Same as it ever was. But it might make sense to also look at some unique trends: the latest Newsweek poll shows Bush at his lowest approval rating yet in their polling – 28%. Yeah, I know Rasmussen shows him at 39% and everyone else in between.
But maybe instead of invoking Harry Truman, Bushies should start invoking a more recent president who tanked similarly and then gained redemption out of office — Jimmy Carter.
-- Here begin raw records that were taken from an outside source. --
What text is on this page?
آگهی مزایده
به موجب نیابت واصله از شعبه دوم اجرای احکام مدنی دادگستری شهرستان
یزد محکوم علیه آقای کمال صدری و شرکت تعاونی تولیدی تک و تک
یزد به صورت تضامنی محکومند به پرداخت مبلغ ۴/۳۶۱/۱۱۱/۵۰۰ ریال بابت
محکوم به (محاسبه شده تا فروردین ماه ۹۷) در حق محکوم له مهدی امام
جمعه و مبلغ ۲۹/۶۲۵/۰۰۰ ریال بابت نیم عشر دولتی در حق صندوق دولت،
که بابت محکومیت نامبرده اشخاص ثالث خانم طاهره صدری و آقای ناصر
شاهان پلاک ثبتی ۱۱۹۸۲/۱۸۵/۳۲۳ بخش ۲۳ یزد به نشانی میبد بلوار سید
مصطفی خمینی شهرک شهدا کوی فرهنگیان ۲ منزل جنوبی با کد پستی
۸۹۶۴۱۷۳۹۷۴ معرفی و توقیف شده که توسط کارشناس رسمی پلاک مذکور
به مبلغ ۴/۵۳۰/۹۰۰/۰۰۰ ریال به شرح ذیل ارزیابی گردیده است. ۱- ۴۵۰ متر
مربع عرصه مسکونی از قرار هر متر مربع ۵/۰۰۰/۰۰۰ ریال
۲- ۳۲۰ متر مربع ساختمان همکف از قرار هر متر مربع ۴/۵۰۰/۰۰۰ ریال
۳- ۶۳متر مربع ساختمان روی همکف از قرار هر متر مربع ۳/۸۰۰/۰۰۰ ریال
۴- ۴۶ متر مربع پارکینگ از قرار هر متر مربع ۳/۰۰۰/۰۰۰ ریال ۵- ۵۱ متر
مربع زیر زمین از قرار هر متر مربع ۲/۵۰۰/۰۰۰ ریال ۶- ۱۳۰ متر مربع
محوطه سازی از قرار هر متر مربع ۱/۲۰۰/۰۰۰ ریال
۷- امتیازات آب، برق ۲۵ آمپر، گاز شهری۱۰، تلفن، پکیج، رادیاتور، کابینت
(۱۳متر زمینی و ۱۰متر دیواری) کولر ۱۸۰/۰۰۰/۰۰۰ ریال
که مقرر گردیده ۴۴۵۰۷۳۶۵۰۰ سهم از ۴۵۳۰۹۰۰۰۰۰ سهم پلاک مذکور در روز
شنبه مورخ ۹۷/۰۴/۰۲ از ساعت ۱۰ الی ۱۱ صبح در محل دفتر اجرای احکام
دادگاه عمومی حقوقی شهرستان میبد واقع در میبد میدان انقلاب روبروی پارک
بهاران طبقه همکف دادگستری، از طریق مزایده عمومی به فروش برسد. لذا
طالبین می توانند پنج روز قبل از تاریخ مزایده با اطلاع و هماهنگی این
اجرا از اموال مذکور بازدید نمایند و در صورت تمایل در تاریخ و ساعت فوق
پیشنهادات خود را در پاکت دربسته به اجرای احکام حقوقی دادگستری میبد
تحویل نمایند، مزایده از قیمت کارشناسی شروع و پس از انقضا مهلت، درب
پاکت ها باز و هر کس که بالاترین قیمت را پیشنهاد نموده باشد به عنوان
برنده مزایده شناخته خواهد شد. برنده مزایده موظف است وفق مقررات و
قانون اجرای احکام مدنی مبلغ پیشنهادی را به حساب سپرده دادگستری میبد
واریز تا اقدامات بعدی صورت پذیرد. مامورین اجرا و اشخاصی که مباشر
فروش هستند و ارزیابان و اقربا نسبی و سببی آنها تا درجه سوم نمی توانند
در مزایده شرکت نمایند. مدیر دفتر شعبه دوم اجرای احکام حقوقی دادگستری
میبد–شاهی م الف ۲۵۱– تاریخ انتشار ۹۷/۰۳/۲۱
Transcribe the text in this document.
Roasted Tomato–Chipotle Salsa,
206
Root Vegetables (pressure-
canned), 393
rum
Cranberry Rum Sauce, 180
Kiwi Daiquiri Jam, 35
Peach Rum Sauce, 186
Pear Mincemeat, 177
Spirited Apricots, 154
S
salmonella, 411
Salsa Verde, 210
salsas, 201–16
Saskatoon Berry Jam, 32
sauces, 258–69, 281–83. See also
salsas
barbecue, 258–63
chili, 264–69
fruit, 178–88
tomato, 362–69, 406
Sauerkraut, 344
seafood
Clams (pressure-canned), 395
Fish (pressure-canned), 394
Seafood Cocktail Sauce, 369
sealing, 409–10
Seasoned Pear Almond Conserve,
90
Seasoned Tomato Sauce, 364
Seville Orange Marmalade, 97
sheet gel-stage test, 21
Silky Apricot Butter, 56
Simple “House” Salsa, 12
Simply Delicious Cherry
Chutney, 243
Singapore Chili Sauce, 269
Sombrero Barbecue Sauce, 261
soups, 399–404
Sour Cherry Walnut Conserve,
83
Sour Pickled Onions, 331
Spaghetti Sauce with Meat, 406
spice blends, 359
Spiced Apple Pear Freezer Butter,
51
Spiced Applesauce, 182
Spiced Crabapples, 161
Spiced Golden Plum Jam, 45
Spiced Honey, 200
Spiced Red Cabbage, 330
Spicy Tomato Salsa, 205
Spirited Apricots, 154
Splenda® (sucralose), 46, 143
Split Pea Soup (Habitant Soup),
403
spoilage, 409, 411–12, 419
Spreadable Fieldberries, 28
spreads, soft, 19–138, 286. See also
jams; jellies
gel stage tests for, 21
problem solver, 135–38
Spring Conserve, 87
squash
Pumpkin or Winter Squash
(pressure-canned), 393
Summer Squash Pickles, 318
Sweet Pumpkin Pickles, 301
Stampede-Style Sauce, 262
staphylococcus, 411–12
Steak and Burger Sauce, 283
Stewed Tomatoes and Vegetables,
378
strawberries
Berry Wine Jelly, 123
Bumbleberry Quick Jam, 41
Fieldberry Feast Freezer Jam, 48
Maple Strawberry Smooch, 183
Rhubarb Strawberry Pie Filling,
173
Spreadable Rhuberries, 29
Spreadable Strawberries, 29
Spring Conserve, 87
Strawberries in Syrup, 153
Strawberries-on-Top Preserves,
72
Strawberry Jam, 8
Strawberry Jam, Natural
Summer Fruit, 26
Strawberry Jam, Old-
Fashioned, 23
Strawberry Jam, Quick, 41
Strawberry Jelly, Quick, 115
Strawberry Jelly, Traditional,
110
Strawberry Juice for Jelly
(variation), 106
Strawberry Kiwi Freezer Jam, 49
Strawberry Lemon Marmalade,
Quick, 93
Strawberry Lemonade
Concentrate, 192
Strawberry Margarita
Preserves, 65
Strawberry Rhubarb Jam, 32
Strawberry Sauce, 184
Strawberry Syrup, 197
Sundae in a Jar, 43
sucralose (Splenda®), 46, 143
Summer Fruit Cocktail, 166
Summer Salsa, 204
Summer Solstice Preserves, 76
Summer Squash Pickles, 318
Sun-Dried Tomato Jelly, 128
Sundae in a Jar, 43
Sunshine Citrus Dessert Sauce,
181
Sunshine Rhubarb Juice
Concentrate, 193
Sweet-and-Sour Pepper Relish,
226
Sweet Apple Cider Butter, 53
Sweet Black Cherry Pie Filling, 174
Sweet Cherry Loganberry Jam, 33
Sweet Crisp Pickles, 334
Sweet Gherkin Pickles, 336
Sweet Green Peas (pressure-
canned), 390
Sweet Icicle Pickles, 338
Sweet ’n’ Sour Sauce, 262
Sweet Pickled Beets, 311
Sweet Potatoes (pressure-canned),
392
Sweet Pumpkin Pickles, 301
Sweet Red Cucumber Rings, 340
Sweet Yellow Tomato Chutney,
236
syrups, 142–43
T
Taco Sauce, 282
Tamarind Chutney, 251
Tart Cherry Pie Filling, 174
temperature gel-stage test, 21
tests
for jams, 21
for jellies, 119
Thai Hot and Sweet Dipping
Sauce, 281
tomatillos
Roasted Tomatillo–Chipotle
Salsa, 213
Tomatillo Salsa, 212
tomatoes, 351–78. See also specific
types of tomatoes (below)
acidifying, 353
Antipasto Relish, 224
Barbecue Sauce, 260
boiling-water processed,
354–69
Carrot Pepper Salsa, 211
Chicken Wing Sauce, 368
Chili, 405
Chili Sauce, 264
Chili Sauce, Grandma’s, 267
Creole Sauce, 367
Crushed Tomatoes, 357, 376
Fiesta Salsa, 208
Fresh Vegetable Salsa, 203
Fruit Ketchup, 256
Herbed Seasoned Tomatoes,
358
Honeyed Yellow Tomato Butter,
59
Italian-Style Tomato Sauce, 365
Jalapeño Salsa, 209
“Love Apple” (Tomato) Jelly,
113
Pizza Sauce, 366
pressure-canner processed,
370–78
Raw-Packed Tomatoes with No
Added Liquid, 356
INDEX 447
Why not? They’ve already got a lot in common — they’re both born-again Christians.
May 6th, 2007 at 11:05 am
Bush may or may not be a conservative. I think he is one who has failed to govern conservatively, if that has any meaning. It doesn’t matter. Say you’re right: These guys, as you suggest, thought they were getting one. Now they want the most liberal Senator?
Your point about Jimmy Carter, Ara, makes no sense.
May 6th, 2007 at 12:30 pm
If enough people strongly want to believe Obama is one of them, or at least on their side, that becomes their reality and he gets in. So his job is to ward off anything that will clarify his future direction.
May 7th, 2007 at 9:47 am
These guys, as you suggest, thought they were getting [a conservative]. Now they want the most liberal Senator?
I’m suspicious too — but not of Obama.
Your point about Jimmy Carter, Ara, makes no sense.
What’s so complicated? Elected one time, a lover not a fighter, a born-again Christian who speaks from the heart, and disgraced and disrespected in his own time. All that’s left is the Nobel Peace Prize!
May 8th, 2007 at 7:37 am
Oh, and gas prices at an all time high!
George W. Bush: The New Jimmy Carter.
May 8th, 2007 at 10:53 am
Not quite yet, Ara, but we’re getting there. Can you explain to me how the President of the United States controls gasoline prices, by the way?
Bush was, “sadly” as liberals like to say, elected not once but twice. And, “sadly,” unlike Carter, he was — no matter what you think of the first election — re-elected.
How has Bush been disgraced, exactly? By being unpopular among liberals and Europeans?
May 8th, 2007 at 12:39 pm
President Bush and the Republican Congress could have done far more to open up domestic oil production and refining, and to encourage nuclear generation of energy. I saw no urgency to their feeble push for energy independence. Maybe Prince Bandar can explain.